3. Common Mistakes & Tips

• Arithmetic Precision: Be extremely careful with arithmetic, especially when calculating the determinant and simplifying the characteristic equation. A single sign error can lead to an incorrect final answer.
• Constant Term Conversion: Always remember to convert the constant term $k$ in the characteristic polynomial to $kI$ when forming the matrix equation using the Cayley-Hamilton Theorem. This maintains matrix dimensional consistency.
• Matrix Multiplication Direction: While multiplying by $A^{-1}$, ensure you apply it consistently to all terms and from the same side (e.g., always pre-multiply or always post-multiply). For this problem, multiplying from either side yields the same result because $A$ commutes with $I$ and $A^2$ commutes with $A$.
• Understanding the Power: The Cayley-Hamilton Theorem allows us to find powers of matrices or their inverses without direct, lengthy computations, making it a very efficient tool for such problems.
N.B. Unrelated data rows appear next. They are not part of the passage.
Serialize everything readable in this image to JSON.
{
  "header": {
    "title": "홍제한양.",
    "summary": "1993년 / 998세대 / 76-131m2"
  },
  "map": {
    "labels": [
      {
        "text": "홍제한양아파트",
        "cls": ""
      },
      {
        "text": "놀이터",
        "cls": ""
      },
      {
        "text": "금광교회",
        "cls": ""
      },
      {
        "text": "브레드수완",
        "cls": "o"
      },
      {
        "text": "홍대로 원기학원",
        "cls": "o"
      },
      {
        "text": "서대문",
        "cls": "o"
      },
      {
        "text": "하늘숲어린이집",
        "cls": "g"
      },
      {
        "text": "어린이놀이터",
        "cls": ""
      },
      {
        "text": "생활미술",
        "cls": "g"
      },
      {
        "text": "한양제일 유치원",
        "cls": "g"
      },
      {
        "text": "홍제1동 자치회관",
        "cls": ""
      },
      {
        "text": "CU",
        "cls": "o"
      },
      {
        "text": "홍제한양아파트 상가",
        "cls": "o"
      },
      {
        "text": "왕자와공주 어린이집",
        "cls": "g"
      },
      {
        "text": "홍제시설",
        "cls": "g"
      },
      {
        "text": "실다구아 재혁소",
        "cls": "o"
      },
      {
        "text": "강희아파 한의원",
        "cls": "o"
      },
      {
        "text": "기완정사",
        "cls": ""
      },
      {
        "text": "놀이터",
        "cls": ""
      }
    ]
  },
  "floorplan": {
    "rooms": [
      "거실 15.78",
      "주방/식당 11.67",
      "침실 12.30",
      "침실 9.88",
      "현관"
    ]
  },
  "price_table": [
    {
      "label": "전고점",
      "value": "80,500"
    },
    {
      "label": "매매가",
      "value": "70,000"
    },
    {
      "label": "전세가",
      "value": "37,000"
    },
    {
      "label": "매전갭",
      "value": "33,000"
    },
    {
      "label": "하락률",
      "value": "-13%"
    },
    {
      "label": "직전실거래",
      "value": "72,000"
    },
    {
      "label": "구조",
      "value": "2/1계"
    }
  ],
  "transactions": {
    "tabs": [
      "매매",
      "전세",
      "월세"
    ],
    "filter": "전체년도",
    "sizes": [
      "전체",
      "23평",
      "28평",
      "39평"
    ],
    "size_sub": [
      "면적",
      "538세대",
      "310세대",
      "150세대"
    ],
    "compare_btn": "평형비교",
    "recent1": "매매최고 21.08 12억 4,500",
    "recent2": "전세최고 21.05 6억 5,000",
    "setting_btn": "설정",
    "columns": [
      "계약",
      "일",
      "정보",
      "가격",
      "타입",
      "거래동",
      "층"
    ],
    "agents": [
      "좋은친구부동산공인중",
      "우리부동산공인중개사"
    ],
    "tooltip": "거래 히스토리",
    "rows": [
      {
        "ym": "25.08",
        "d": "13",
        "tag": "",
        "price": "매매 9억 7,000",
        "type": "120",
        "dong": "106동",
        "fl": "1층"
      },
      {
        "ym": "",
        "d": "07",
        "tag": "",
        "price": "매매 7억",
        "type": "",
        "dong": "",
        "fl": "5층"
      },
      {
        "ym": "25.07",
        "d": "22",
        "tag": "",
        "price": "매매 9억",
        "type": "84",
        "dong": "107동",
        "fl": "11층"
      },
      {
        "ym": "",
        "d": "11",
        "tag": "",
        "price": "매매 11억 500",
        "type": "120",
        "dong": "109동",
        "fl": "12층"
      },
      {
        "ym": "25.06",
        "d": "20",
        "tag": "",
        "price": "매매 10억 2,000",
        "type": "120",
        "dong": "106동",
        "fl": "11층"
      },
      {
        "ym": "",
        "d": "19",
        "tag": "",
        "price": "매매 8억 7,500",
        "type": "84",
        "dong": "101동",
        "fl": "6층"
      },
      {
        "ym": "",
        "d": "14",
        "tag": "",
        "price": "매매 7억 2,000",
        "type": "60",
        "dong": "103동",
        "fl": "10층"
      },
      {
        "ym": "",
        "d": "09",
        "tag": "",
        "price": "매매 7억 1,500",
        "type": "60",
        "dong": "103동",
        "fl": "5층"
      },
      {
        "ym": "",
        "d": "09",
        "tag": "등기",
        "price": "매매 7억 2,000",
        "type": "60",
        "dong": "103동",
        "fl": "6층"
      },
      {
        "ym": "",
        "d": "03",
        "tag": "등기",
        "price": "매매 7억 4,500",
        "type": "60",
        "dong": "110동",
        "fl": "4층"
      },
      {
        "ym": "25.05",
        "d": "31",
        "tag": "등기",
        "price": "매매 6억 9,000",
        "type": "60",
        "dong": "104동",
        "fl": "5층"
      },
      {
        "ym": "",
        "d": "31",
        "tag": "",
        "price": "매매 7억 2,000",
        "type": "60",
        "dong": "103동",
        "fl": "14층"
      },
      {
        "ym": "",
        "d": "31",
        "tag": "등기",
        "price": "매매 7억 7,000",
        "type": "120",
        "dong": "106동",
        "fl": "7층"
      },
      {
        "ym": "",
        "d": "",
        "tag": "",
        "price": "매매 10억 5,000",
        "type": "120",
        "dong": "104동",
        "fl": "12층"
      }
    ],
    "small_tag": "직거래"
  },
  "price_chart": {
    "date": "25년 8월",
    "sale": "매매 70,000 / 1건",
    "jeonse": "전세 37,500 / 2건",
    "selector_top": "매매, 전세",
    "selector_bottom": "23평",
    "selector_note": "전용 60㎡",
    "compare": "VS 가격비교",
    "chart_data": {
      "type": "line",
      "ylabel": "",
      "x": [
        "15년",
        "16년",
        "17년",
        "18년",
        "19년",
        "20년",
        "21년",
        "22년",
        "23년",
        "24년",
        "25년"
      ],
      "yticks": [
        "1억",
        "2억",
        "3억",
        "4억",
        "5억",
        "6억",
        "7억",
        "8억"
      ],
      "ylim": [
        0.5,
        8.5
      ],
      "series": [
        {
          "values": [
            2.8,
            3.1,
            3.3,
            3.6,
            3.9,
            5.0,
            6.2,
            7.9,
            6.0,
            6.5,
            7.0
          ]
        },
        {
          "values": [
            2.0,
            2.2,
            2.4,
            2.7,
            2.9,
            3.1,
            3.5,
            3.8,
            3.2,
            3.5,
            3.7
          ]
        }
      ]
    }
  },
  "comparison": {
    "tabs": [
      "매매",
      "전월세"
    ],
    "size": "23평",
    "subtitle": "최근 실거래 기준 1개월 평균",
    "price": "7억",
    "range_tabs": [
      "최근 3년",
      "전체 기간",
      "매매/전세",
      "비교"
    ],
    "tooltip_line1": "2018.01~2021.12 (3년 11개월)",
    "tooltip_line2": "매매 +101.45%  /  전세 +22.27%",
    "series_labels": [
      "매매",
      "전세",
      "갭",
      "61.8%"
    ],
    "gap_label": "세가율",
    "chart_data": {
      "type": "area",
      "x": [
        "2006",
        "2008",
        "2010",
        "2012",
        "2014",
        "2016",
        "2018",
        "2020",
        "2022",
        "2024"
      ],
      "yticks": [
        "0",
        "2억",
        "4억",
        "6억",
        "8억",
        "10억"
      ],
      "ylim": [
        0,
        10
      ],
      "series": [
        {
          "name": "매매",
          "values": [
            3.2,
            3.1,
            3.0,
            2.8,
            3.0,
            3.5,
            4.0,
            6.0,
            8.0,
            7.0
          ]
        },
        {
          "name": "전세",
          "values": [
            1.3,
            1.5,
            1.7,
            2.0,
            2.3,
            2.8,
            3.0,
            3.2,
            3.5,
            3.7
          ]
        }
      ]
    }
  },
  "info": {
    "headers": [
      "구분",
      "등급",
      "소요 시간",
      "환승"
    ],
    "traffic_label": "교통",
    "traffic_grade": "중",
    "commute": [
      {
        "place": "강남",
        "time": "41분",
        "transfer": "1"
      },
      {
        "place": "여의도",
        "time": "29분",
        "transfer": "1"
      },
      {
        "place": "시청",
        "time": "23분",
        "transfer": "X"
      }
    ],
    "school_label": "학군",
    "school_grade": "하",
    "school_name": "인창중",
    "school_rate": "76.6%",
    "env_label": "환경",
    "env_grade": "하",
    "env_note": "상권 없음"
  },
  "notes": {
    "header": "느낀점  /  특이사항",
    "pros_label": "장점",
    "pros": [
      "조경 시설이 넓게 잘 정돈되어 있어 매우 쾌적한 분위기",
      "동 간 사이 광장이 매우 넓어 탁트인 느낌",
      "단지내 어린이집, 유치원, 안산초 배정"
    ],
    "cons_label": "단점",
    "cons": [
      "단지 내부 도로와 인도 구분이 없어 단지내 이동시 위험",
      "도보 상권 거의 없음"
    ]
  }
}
4. Summary The problem asked us to find an expression for $10A^{-1}$ using the given matrix $A$. We employed the Cayley-Hamilton Theorem, which states that every matrix satisfies its own characteristic equation. We first calculated the characteristic equation $\det(A - \lambda I) = 0$. Then, we substituted $A$ into this equation, converting the constant term to a multiple of the identity matrix. Finally, by multiplying the resulting matrix equation by $A^{-1}$ and simplifying, we successfully isolated $10A^{-1}$ to find it equals $6I - A$.

5. Final Answer The final answer is $\boxed{\text{6I - A}}$, which corresponds to option (A).